Its universal, young athletes seek approval from their parents, and parents, for the most part, have their children’s best interests in mind.
However, against the current climate where early specialization is the norm and Direct School Admission (DSA) often the main motivation, it’s easy for parents, coaches and young athletes to get overwhelmed by the competitiveness of youth sport.
Over the years as a PE teacher and later as a Sport & Psychology coach, I’ve observed how expectations placed on athletes by their parents have not only undermined their enjoyment but their confidence as well. As a result, many aspiring athletes suffer from performance anxiety, burnout and give up on sport altogether.
Make no mistake, parents have the best intentions but they may not know how best to help their children strive for success without undue pressure. I’ll attempt to share how we can address this challenge over 3 posts. The information will be organized into 12 related tips that are built on each other.
Here are the first 3!
Tip 1: Remember Why…
“Why do children take part in Sport?” vs. “Why do parents want their children to take part in Sport?”
I was at the National Youth Sport Institute (NYSI) conference for Sport Parents last month. One of the speakers Andrew Pichardo reminded parents to remember why kids take part in Sport. Children take part in sport to have fun and to make friends.
Tensions will inevitably arise when parents overemphasize on winning and worse, start influencing their children to perceive their peers more as competitors rather than friends.
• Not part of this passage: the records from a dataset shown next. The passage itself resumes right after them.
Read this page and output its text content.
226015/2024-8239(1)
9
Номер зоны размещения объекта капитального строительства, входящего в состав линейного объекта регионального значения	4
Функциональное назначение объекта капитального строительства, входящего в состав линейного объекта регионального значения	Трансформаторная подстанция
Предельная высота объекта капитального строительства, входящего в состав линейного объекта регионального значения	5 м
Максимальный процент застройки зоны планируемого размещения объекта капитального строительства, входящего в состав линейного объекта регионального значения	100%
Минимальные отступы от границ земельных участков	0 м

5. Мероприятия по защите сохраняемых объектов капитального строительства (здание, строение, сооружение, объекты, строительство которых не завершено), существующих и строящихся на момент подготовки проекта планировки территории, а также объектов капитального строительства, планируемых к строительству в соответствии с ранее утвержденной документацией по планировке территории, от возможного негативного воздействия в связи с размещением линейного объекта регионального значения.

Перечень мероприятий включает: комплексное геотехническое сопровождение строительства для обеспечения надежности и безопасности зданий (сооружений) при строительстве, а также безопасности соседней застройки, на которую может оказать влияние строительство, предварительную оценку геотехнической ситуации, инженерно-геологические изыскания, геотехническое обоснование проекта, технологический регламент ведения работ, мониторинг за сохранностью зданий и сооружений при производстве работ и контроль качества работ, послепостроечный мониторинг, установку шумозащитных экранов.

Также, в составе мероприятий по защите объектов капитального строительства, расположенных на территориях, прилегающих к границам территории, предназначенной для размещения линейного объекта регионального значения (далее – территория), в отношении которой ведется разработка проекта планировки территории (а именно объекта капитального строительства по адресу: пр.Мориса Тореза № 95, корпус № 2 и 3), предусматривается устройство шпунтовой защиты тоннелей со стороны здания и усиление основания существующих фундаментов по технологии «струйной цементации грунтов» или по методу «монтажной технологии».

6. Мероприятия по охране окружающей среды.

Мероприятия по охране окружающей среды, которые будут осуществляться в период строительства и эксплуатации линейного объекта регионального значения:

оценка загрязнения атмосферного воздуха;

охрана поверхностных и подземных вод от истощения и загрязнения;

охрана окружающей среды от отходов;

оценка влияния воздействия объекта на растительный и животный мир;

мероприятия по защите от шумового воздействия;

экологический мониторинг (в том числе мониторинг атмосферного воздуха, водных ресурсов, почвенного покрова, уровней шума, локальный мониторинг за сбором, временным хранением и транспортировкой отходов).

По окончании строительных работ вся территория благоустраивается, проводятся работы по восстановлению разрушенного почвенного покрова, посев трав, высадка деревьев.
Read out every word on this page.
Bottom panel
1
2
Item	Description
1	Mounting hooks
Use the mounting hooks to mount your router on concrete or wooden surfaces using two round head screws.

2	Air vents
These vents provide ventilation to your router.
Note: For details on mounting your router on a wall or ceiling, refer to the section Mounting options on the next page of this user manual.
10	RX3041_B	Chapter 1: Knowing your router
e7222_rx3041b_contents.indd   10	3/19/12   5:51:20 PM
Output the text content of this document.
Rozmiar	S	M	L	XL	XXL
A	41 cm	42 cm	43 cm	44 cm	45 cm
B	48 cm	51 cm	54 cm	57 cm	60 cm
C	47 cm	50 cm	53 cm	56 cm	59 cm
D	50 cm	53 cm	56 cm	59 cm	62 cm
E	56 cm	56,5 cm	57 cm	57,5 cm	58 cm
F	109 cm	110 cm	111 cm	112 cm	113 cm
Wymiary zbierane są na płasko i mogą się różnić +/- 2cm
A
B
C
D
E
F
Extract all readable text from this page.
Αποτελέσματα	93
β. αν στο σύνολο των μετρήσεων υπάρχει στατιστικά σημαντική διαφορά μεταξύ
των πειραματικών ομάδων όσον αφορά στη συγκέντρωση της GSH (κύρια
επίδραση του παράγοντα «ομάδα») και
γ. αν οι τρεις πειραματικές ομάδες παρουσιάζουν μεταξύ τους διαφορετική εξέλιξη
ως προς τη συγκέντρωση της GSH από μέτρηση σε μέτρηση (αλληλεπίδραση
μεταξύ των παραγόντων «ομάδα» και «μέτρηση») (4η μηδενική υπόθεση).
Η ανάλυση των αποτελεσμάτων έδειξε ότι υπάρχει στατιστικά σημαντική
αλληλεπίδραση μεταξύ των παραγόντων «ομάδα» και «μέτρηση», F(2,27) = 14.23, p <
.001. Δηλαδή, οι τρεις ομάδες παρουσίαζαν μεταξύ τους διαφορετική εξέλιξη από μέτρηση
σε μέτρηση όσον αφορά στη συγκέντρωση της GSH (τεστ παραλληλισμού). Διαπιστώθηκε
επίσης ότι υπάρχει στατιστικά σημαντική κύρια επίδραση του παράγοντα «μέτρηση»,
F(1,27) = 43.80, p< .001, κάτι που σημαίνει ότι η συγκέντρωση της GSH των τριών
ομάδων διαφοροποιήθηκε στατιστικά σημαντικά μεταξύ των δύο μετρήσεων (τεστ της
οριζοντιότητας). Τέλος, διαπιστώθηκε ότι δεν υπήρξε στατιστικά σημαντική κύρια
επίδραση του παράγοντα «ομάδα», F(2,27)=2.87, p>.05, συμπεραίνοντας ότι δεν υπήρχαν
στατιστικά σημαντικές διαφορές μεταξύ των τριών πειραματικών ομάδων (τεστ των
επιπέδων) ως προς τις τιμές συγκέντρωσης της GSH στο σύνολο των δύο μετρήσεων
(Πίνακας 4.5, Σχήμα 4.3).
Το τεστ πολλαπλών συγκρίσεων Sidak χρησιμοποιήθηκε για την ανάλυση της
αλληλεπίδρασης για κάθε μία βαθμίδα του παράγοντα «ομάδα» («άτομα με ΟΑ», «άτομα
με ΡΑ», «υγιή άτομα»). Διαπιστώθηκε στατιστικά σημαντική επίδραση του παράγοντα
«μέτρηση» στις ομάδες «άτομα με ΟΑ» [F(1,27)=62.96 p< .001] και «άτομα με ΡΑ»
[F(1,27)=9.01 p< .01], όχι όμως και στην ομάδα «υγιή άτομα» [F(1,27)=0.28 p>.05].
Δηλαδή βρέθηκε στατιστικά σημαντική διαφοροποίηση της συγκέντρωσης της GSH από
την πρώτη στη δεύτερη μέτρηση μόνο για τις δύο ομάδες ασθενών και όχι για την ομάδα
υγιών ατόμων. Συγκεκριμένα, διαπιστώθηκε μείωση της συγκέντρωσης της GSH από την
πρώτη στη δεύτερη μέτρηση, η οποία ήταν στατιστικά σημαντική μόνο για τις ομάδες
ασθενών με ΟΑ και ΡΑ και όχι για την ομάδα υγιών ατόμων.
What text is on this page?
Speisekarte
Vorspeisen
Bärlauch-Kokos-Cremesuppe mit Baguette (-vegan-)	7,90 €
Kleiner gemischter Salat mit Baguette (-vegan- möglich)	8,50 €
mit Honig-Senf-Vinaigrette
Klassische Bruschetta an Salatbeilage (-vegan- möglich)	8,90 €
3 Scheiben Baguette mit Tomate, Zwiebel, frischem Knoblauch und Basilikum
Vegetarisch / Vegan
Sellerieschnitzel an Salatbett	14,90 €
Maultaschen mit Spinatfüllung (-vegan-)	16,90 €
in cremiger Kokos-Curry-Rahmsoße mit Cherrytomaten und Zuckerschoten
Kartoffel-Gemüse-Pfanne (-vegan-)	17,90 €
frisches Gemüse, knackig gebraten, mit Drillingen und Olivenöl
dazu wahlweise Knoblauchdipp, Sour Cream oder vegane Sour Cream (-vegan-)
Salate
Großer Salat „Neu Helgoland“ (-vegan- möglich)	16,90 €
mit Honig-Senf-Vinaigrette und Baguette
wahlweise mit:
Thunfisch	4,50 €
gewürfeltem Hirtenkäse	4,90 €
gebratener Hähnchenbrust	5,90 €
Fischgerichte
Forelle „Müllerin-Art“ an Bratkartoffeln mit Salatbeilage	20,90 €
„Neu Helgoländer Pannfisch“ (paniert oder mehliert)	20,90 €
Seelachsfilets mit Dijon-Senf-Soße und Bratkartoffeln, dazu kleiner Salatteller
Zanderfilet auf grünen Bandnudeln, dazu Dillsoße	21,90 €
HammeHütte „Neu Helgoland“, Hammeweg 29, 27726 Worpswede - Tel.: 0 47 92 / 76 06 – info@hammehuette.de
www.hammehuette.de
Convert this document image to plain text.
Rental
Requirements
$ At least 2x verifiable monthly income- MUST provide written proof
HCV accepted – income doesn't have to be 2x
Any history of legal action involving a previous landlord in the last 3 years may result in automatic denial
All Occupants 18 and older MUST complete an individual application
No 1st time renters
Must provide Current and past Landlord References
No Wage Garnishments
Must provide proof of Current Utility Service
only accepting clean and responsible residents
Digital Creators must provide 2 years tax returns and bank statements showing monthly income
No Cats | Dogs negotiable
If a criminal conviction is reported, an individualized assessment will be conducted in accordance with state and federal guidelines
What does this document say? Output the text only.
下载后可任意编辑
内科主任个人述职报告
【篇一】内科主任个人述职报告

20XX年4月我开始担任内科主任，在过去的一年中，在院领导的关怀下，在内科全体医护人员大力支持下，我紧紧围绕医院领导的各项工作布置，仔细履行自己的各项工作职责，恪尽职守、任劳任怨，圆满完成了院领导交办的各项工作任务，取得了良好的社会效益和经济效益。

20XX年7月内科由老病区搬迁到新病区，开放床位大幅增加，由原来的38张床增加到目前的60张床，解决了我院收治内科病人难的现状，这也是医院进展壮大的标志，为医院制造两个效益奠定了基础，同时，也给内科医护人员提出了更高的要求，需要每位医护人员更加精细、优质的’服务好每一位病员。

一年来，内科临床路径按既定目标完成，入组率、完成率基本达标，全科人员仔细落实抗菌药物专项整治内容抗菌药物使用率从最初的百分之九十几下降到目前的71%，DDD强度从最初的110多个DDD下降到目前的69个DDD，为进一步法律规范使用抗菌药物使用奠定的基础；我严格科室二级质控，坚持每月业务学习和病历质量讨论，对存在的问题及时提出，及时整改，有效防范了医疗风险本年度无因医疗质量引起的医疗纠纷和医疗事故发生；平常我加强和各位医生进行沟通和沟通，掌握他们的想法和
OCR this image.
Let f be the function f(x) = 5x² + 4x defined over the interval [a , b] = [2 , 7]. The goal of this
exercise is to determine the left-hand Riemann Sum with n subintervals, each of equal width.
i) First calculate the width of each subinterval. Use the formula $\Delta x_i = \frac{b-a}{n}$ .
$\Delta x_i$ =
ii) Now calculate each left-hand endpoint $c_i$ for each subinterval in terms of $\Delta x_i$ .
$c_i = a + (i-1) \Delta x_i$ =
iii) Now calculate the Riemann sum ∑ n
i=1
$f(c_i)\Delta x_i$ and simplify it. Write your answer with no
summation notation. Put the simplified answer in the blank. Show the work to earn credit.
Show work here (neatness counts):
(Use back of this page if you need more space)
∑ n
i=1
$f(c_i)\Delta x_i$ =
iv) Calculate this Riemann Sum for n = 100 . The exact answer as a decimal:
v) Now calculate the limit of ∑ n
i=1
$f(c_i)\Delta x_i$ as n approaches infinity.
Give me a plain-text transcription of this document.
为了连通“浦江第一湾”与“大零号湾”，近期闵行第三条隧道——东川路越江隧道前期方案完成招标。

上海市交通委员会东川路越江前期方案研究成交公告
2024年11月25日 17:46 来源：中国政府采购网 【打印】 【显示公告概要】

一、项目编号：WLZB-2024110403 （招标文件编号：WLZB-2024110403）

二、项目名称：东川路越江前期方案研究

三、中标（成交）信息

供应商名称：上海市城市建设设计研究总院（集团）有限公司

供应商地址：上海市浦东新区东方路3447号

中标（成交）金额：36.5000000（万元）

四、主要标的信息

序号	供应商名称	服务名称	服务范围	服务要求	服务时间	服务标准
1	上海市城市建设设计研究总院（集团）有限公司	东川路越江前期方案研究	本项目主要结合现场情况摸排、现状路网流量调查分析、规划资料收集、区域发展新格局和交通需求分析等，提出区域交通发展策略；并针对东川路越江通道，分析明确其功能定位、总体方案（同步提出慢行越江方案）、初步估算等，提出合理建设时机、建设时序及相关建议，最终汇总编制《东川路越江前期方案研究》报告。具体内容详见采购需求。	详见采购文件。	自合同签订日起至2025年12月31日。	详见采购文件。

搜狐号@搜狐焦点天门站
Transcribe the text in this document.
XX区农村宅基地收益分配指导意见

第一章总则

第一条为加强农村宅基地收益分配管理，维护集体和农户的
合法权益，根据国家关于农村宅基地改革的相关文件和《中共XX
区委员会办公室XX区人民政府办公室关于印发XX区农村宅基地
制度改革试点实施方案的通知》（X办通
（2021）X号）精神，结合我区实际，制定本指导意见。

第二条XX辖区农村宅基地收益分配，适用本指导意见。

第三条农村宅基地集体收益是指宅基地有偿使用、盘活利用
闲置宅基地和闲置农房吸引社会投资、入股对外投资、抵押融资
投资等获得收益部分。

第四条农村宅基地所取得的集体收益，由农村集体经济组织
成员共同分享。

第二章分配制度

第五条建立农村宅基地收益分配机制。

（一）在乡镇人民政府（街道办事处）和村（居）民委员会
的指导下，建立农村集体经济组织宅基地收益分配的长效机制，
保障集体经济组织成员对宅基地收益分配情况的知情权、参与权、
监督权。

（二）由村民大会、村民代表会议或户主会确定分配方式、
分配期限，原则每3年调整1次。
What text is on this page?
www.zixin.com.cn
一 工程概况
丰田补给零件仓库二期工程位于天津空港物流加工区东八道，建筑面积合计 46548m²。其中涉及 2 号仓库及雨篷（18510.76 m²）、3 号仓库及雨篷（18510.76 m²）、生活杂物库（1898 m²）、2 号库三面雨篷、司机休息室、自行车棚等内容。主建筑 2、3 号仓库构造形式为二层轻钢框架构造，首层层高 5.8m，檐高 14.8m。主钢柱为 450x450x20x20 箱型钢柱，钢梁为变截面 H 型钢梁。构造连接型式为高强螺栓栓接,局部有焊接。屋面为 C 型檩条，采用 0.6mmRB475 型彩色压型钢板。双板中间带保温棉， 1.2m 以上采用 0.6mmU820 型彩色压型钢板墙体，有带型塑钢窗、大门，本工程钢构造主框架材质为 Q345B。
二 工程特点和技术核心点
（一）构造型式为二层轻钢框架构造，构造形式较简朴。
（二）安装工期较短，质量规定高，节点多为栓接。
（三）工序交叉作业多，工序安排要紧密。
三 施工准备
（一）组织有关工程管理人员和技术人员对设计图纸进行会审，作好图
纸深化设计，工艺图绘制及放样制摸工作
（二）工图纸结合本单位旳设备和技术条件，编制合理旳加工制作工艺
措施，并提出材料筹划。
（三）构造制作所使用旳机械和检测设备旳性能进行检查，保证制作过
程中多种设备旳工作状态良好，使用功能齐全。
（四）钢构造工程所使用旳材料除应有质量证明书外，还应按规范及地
Tip 2: Success without happiness is NOT Success
It is challenging to have a healthy outlook on success against a “must win” aka “Kiasu” backdrop where the definition of failure and success is so narrow – you either win or you lose. Since there is only one winner in any competition, does that mean the rest of the competitors are losers?
This narrow definition kills the joy of competition and little wonder why kids are dropping out of Sport!
“There is no point telling a 10-year-old kid ‘you have to win’, and every day he carries on his shoulder the burden of winning and trains in order to win. It takes away the joy of sports participation. Let him grow, learn and enjoy the sport.”
Mr Ong Kim Soon, Director of Physical, Sports & Outdoor Education Branch.
Parents who want to raise successful achievers view success and happiness as mutually inclusive. They often have a long term perspective and are able to define success in a way that taps into their children’s intrinsic motivation.
Tip 3: Success = Effort and Learning
School competitions are mainly won by the early developers – the taller and stronger kids and those who have access to better resources. Specifically, an early bloomer with (or even without) better resources will almost definitely beat the late developers.
Pause and think about this for a moment. If success is only about winning, where does this leave the late bloomers? Most of them would give up without developing their potential. Nothing is more discouraging to effort and persistence than knowing that you are deemed a loser despite your best efforts – it’s an invitation to helplessness.
Success = Winning OR, Success = Effort and Learning?
Would it be more worthwhile for us to adopt a longer-term perspective to success? One that helps kids develop a love of learning and resilience in the face of obstacles beyond sport.
When we focus on the effort that leads to progress and improvement, not only would this help the late bloomers who’s athletic abilities will only become apparent later, but we are also equipping our youth with the attributes to succeed in the game of life.
“So HOW exactly do we raise successful and happy athletes?”
Since this is the first post, I felt it was important to first reflect on the WHY, specifically,
1. The purpose behind youth sport and,
2. How we ought to define success in youth sport (or even in life!)
This understanding will provide you with the guidance when you start applying the HOWs which I will be sharing in the following posts.